Finalement, après une heure entière d'errance dans l'immense labyrinthe du palace, il la trouva dans la grande bibliothèque, feuilletant distraitement un livre, appuyée sur le rebord de fenêtre. Il s'arrêta dans son mouvement, confus. N'avait-elle même pas eu envie de le voir, à son réveil ? Elle n'avait pas cherché à le trouver quand lui venait de passer de longues minutes à dénicher son repère.

Alors qu'il songeait cela avec amertume, elle releva la tête en le voyant entrer, et un éclat de joie illumina ses yeux. Il avait les cheveux lâchés et elle se rendit compte à quel point ils avaient poussés en quatre ans.

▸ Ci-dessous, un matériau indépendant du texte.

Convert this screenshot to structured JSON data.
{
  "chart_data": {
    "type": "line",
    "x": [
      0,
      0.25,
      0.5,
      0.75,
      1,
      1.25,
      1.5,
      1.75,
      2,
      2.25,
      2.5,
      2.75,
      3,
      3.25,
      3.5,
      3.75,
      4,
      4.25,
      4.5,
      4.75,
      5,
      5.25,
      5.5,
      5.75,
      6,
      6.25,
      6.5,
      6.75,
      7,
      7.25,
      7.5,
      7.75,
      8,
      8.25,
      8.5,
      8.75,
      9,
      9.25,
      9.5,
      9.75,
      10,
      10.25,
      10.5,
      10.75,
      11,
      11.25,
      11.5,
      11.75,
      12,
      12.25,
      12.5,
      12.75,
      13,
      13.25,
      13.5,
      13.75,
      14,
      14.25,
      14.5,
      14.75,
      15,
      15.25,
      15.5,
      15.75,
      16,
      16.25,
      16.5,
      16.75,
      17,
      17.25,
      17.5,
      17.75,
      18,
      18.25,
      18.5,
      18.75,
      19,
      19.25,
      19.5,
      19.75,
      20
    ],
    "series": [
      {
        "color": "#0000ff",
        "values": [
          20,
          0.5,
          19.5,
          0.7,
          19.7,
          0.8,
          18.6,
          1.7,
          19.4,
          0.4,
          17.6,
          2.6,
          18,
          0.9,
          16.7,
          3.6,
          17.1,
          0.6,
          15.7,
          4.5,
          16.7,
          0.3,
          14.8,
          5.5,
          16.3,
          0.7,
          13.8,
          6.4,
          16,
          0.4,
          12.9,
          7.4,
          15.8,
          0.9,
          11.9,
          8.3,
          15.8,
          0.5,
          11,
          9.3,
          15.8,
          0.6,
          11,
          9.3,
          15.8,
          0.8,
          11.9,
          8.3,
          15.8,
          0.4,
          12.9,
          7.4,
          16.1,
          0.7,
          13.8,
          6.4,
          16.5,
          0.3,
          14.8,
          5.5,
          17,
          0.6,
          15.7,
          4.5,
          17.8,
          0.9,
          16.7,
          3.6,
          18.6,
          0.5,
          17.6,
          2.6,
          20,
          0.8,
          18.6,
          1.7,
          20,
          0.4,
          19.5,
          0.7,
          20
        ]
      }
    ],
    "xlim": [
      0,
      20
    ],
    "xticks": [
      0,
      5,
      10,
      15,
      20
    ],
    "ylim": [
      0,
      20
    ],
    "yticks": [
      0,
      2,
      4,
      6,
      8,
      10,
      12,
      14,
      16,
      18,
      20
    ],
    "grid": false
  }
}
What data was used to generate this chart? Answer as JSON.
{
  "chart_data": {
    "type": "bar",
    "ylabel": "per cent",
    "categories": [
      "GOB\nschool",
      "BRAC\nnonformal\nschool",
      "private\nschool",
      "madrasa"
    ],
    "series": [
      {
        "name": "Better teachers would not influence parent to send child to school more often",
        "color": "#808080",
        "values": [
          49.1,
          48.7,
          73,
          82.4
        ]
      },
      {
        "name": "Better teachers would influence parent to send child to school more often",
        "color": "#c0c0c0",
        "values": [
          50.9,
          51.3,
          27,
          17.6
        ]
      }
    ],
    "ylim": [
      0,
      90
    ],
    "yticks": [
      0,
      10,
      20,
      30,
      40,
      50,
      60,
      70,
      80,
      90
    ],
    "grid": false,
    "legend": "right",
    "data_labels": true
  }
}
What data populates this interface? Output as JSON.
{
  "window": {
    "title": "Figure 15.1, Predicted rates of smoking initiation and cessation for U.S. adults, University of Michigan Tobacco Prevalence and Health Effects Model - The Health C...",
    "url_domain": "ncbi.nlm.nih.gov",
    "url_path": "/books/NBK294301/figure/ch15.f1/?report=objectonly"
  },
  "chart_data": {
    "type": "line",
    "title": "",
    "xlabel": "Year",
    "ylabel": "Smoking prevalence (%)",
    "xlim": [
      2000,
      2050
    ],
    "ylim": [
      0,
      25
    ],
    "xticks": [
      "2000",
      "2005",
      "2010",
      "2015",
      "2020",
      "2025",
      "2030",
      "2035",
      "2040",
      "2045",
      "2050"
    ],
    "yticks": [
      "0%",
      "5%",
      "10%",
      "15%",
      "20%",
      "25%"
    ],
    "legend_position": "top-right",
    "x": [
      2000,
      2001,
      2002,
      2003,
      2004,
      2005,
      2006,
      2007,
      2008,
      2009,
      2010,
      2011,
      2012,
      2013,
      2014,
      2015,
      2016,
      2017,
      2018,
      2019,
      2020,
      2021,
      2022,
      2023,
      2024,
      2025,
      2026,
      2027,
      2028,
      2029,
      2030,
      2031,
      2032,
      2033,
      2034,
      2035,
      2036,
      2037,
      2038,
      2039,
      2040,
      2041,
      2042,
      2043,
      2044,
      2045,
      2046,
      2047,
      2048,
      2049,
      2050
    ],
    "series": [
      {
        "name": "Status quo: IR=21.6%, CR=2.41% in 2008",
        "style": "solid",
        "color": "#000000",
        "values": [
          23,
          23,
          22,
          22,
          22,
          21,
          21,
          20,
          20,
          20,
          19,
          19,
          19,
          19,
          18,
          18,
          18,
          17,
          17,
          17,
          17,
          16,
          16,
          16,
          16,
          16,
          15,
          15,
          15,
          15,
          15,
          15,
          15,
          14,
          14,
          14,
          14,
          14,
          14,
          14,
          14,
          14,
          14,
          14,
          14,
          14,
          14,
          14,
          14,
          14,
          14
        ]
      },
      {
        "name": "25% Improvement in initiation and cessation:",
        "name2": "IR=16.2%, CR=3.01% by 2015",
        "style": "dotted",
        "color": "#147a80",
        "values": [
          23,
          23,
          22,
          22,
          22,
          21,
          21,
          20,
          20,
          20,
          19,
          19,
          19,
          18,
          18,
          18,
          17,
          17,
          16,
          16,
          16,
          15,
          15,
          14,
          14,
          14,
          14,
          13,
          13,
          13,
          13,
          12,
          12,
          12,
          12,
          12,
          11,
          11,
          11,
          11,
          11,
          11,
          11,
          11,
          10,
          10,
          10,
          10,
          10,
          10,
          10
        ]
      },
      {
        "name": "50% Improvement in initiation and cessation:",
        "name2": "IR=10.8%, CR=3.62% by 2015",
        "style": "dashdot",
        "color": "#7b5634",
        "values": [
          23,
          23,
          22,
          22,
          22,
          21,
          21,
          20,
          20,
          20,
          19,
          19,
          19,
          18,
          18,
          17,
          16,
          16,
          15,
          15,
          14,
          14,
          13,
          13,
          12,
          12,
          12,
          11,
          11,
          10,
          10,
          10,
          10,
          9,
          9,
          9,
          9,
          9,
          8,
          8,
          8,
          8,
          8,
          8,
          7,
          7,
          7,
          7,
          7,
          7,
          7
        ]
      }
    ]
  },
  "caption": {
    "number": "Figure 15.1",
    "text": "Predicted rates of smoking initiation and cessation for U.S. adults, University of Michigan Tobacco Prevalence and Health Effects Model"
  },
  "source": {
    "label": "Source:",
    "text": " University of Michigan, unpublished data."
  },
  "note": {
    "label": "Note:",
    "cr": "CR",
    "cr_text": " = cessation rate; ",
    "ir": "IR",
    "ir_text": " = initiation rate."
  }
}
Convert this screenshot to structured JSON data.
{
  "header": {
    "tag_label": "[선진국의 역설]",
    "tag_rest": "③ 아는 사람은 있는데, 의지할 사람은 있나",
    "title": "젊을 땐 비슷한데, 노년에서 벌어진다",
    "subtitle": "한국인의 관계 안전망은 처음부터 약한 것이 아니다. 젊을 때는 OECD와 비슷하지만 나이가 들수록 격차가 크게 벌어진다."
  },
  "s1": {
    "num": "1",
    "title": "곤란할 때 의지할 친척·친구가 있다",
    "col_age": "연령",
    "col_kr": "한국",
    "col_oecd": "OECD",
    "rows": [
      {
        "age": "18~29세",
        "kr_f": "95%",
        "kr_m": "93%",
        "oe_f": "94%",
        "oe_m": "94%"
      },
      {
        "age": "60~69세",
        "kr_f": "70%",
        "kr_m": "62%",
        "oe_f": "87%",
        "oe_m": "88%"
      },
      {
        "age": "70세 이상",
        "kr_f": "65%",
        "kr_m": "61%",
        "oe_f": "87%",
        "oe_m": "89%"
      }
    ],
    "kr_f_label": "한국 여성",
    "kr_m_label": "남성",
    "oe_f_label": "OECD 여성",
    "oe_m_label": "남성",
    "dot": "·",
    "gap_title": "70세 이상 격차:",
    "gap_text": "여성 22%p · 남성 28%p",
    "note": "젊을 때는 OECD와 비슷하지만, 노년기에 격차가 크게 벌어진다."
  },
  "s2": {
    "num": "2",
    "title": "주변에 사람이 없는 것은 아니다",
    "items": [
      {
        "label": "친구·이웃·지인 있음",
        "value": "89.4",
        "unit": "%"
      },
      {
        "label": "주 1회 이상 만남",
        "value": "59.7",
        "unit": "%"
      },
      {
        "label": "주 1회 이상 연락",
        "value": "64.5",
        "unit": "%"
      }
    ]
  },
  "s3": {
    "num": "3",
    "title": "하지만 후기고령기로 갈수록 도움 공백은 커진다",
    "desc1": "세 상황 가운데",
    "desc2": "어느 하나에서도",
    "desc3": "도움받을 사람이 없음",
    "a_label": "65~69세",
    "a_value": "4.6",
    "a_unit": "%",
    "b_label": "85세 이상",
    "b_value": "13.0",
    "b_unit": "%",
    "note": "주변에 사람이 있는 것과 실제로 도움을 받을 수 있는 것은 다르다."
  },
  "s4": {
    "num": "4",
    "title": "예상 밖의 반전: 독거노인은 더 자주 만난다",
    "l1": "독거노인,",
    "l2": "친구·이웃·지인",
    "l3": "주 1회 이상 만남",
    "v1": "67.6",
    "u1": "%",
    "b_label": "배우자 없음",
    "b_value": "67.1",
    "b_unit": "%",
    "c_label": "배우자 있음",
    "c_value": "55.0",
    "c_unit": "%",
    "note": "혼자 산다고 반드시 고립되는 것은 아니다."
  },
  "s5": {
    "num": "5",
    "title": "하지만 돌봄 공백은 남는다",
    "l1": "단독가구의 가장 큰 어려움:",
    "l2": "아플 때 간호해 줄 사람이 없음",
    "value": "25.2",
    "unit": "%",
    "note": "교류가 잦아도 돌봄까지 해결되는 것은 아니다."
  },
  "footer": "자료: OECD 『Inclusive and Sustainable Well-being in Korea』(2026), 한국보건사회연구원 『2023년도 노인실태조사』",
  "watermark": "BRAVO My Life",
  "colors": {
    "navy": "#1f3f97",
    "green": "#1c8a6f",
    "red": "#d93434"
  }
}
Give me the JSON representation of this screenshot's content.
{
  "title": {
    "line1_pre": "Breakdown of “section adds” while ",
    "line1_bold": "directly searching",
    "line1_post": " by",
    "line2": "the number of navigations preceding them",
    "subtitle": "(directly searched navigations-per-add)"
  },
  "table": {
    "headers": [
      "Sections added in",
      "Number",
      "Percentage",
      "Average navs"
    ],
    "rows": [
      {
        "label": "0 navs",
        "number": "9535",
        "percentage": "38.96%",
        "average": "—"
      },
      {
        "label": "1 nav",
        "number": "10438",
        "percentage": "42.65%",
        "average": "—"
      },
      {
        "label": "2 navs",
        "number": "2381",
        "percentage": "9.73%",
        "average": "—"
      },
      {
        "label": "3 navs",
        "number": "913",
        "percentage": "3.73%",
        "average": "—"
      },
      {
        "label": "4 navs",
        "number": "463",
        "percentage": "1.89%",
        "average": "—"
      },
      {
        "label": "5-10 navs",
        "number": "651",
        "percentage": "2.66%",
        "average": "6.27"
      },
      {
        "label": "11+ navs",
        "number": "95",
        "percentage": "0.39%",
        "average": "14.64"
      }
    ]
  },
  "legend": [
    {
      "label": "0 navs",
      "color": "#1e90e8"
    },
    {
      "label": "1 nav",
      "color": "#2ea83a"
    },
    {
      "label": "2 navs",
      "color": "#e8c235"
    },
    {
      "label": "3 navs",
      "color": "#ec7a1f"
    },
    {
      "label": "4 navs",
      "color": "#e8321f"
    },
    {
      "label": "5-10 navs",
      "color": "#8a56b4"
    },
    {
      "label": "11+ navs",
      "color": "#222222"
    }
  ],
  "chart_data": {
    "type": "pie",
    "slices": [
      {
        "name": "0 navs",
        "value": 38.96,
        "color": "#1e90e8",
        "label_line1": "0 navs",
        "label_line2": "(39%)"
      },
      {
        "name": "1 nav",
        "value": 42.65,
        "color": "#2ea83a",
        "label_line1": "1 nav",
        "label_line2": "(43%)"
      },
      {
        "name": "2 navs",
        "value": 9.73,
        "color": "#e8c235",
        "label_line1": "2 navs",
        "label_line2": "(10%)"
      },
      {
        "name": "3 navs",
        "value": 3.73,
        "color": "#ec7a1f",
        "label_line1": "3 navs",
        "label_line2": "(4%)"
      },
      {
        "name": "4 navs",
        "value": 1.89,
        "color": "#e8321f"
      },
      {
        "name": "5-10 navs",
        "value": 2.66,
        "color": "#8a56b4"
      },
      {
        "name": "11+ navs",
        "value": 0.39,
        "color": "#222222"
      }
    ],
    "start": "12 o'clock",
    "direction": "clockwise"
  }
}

— Jean-Pierre ! s'exclama-t-elle, se redressant précipitamment. Tu marches... et tes yeux... c'est incroyable ! 

Elle s'approcha de lui, un sourire au lèvres, songeant à quel point elle était heureuse de le voir debout et en forme relative, si l'on oubliait son air pâle.

Mais Jean-Pierre restait distant, son visage fermé. Gwen, déconcertée par son absence de réaction, sentit une incompréhension sourde monter en elle. Elle avait espéré un moment de retrouvailles heureux, mais son regard trahissait autre chose.

Elle fronça les sourcils en regardant Jean-Pierre, posant doucement une main sur son torse. 

Violemment, plus en tout cas qu'il ne l'avait voulu, il repoussa le bras de la brune et lui lança soudain brusquement, sa voix vibrante d'émotion :

— Pourquoi ne m'as-tu pas dit que tu étais Giustizia dell'Ombra ?

Gwen, choquée par la question, serra les poings. et resta un instant silencieuse, jaugeant du regard son époux.

— Parce que ce n'était pas important ! J'ai fait ce que je devais faire pour survivre, pour avancer. 

Jean-Pierre se rapprocha, le visage empreint de douleur et de colère. Il surplombait Gwen de sa hauteur et elle vint presque à regretter qu'il soit debout devant elle. Quatre ans sans vivre avec qui que se soit, ça rendait son mari terriblement intimidant. Il la repoussa violemment contre le rebord de la fenêtre, lui lançant un regard noir.

— Tu es devenue une tueuse, Gwen. Une meurtrière. Combien de vies innocentes as-tu prises ?

Gwen sentit une rage froide l'envahir. Elle avait espéré un soutien, une compréhension de la part de Jean-Pierre, mais tout ce qu'elle trouvait dans son discours étaient des reproches. Furieuse, elle se refusa à répondre à sa question, croisa les bras sur sa poitrine et répliqua, en reculant contre le rebord.

— Et toi, Jean-Pierre ? Où étais-tu ? lança-t-elle avec amertume. Parti à la recherche de cette foutue flèche, me laissant seule avec Raphaël ! Tu crois que c'était facile pour moi ?

Jean-Pierre secoua la tête, ses yeux brillant de larmes retenues.

— Je voulais te protéger, Gwen. Je pensais que retrouver la flèche nous apporterait la paix.

Gwen rit amèrement, une lueur dure dans les yeux.

— La paix ?! Tout ce que ça a apporté, c'est plus de sang et de douleur, Jean-Pierre. Et je ne regrette rien. Absolument rien. Ces vies n'étaient pas le moins du monde innocentes.

Le silence tomba lourdement entre eux, rempli de non-dits et de blessures anciennes. Jean-Pierre, incapable de répondre, l'air furieux, tourna les talons et quitta la pièce, laissant Gwen seule avec sa colère et sa tristesse.

Sitôt que la porte claqua avec violence, Gwen s'effondra sur le premier fauteuil et ne retint plus ses larmes. Elle avait imaginé autre chose comme retrouvailles, c'était certain. Elle était tellement en colère qu'il ne comprenne pas. Qu'il ne sache pas à quel point elle souffrait d'avoir survécu cette nuit là, d'avoir été impuissante face à la mort de son fils ! Et il lui en voulait. 

Mais il ne pouvait pas être plus en colère qu'elle ne l'était. Contre elle, contre Diavolo, contre le monde entier. La rage sourde qui la consumait depuis des années finit par la faire exploser et elle se rua sur la première étagère pour en renverser tout le contenu au sol, les livres s'écrasant en un fracas démesuré alors qu'elle se laissait glisser au sol, vaincue par la tristesse et la honte alors que ses yeux verts succombaient sous un torrent inarrêtable de larmes.